Carole Cochrane, chief executive at The Princess Royal Trust for Carers, said: "We are alarmed and disappointed at these research findings.

"Once again, the recognition of carers and their significant contribution is not seen as a priority."

'Crisis point'

And Anne Roberts, chief executive at Crossroads Care, added: "Carers need support.

"Without a break they can often reach crisis point, where their own physical and mental health deteriorates.

"When carers reach this point, trusts will have to provide additional support at additional cost, so failure to provide carers' breaks is short-sighted."

Liberal Democrat health spokesman Norman Lamb said: "The government should be ashamed of its failure to provide the help they promised to carers.

"Many people across the country are in desperate need of this support."

And shadow health minister Stephen O'Brien added: "It is disappointing that the government, despite pledging more money to help carers, has not seen it through to the frontline."

But care services minister Phil Hope said the government was working with care charities and the NHS to ensure money was spent in the most effective way.

"Supporting carers has always been a high priority for this government."

Below is a selection of comments you have sent in regarding the issues in this story.

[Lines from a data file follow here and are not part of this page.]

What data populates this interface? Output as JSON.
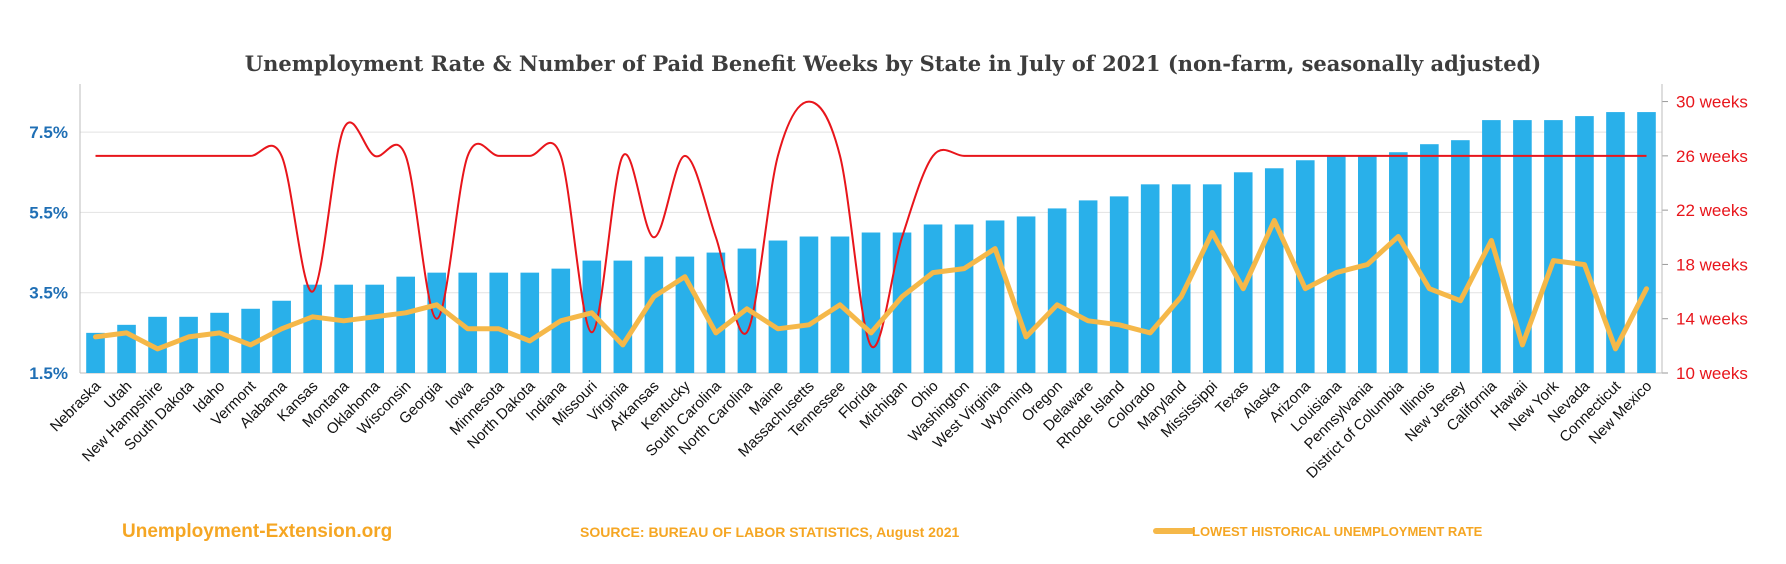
{
  "chart_data": {
    "type": "bar",
    "title": "Unemployment Rate & Number of Paid Benefit Weeks by State in July of 2021 (non-farm, seasonally adjusted)",
    "categories": [
      "Nebraska",
      "Utah",
      "New Hampshire",
      "South Dakota",
      "Idaho",
      "Vermont",
      "Alabama",
      "Kansas",
      "Montana",
      "Oklahoma",
      "Wisconsin",
      "Georgia",
      "Iowa",
      "Minnesota",
      "North Dakota",
      "Indiana",
      "Missouri",
      "Virginia",
      "Arkansas",
      "Kentucky",
      "South Carolina",
      "North Carolina",
      "Maine",
      "Massachusetts",
      "Tennessee",
      "Florida",
      "Michigan",
      "Ohio",
      "Washington",
      "West Virginia",
      "Wyoming",
      "Oregon",
      "Delaware",
      "Rhode Island",
      "Colorado",
      "Maryland",
      "Mississippi",
      "Texas",
      "Alaska",
      "Arizona",
      "Louisiana",
      "Pennsylvania",
      "District of Columbia",
      "Illinois",
      "New Jersey",
      "California",
      "Hawaii",
      "New York",
      "Nevada",
      "Connecticut",
      "New Mexico"
    ],
    "series": [
      {
        "name": "Unemployment Rate (July 2021)",
        "axis": "left",
        "color": "#29b0ea",
        "values": [
          2.5,
          2.7,
          2.9,
          2.9,
          3.0,
          3.1,
          3.3,
          3.7,
          3.7,
          3.7,
          3.9,
          4.0,
          4.0,
          4.0,
          4.0,
          4.1,
          4.3,
          4.3,
          4.4,
          4.4,
          4.5,
          4.6,
          4.8,
          4.9,
          4.9,
          5.0,
          5.0,
          5.2,
          5.2,
          5.3,
          5.4,
          5.6,
          5.8,
          5.9,
          6.2,
          6.2,
          6.2,
          6.5,
          6.6,
          6.8,
          6.9,
          6.9,
          7.0,
          7.2,
          7.3,
          7.8,
          7.8,
          7.8,
          7.9,
          8.0,
          8.0
        ]
      },
      {
        "name": "Number of Paid Benefit Weeks",
        "axis": "right",
        "color": "#e8151b",
        "values": [
          26,
          26,
          26,
          26,
          26,
          26,
          26,
          16,
          28,
          26,
          26,
          14,
          26,
          26,
          26,
          26,
          13,
          26,
          20,
          26,
          20,
          13,
          26,
          30,
          26,
          12,
          20,
          26,
          26,
          26,
          26,
          26,
          26,
          26,
          26,
          26,
          26,
          26,
          26,
          26,
          26,
          26,
          26,
          26,
          26,
          26,
          26,
          26,
          26,
          26,
          26
        ]
      },
      {
        "name": "LOWEST HISTORICAL UNEMPLOYMENT RATE",
        "axis": "left",
        "color": "#f5b849",
        "values": [
          2.4,
          2.5,
          2.1,
          2.4,
          2.5,
          2.2,
          2.6,
          2.9,
          2.8,
          2.9,
          3.0,
          3.2,
          2.6,
          2.6,
          2.3,
          2.8,
          3.0,
          2.2,
          3.4,
          3.9,
          2.5,
          3.1,
          2.6,
          2.7,
          3.2,
          2.5,
          3.4,
          4.0,
          4.1,
          4.6,
          2.4,
          3.2,
          2.8,
          2.7,
          2.5,
          3.4,
          5.0,
          3.6,
          5.3,
          3.6,
          4.0,
          4.2,
          4.9,
          3.6,
          3.3,
          4.8,
          2.2,
          4.3,
          4.2,
          2.1,
          3.6
        ]
      }
    ],
    "ylim_left": [
      1.5,
      8.6
    ],
    "ylim_right": [
      10,
      31
    ],
    "yticks_left": [
      1.5,
      3.5,
      5.5,
      7.5
    ],
    "yticks_left_labels": [
      "1.5%",
      "3.5%",
      "5.5%",
      "7.5%"
    ],
    "yticks_right": [
      10,
      14,
      18,
      22,
      26,
      30
    ],
    "yticks_right_labels": [
      "10 weeks",
      "14 weeks",
      "18 weeks",
      "22 weeks",
      "26 weeks",
      "30 weeks"
    ],
    "xlabel": "",
    "ylabel": "",
    "grid": true,
    "legend": "bottom-right"
  },
  "footer": {
    "brand": "Unemployment-Extension.org",
    "source": "SOURCE: BUREAU OF LABOR STATISTICS, August 2021",
    "legend_label": "LOWEST HISTORICAL UNEMPLOYMENT RATE"
  },
  "colors": {
    "bar": "#29b0ea",
    "weeks_line": "#e8151b",
    "lowest_line": "#f5b849",
    "left_axis_text": "#1f6fb5",
    "right_axis_text": "#e8151b",
    "footer_text": "#f5a623"
  }
}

I have been looking after my father since 1999. When he had a stroke I moved into his house to look after him. I work full time and every spare moment is spent looking after my father, running up and down stairs, cooking and seeing to all his physical and emotional needs. I don't have holidays or breaks, because I work I am not registered as a carer. There must be many people like me, it is exhausting and has affected my health which is slowly going down hill. I can't afford to work part time or give up my job so I struggle through. I get no help from anyone including my family, as for them it's out of sight out of mind, and the same with social services.
Mary, UK

My wife and I are both in our seventies, we care for our 46-year-old daughter who has mental health issues and a learning disability. She would like to live independently, with back up help, but we are unable to get any help with funding or help with accommodation. It would seem that we look after her too well at home. We were actually told that if we made her homeless, then help would have to be made available.
Barry, England

I am now a pensioner with diabetes and although I do not need a carer right now I know I will in the future. With the growing aging population we need more trained carers and volunteers to help. This is very important.
S Kelsall, London

I am the sole full time carer for my husband - who lives with bi-polar disorder - and to hear reports that the NHS is holding back on spending a huge £40m earmarked for supporting carers has shocked and sickened me to the stomach. I love my husband dearly, but working full time, caring for two small children and being his sole carer isn't an easy life to live. I'm sure every carer in the UK would agree with me that we need all the help we can get. Carers are often the unsung heroes that take on the role due to their love of a family member or friend - easing NHS resources.
Joanne, London

I have been a carer for the last seven years, and haven't had one bit of help, and what works out to be 50p an hour as I care 24/7 is down right disgusting.
Darren, Bude, UK

I have only been a carer for 11 months and find the amount of bureaucracy terribly frustrating. It can be just as big an emotional drain as caring is. My 77- year-old mother is totally dependant, more help with physio and occupational therapy to help to keep her stimulated would be a God send. Funding to keep physio support for cases like ours is not enough.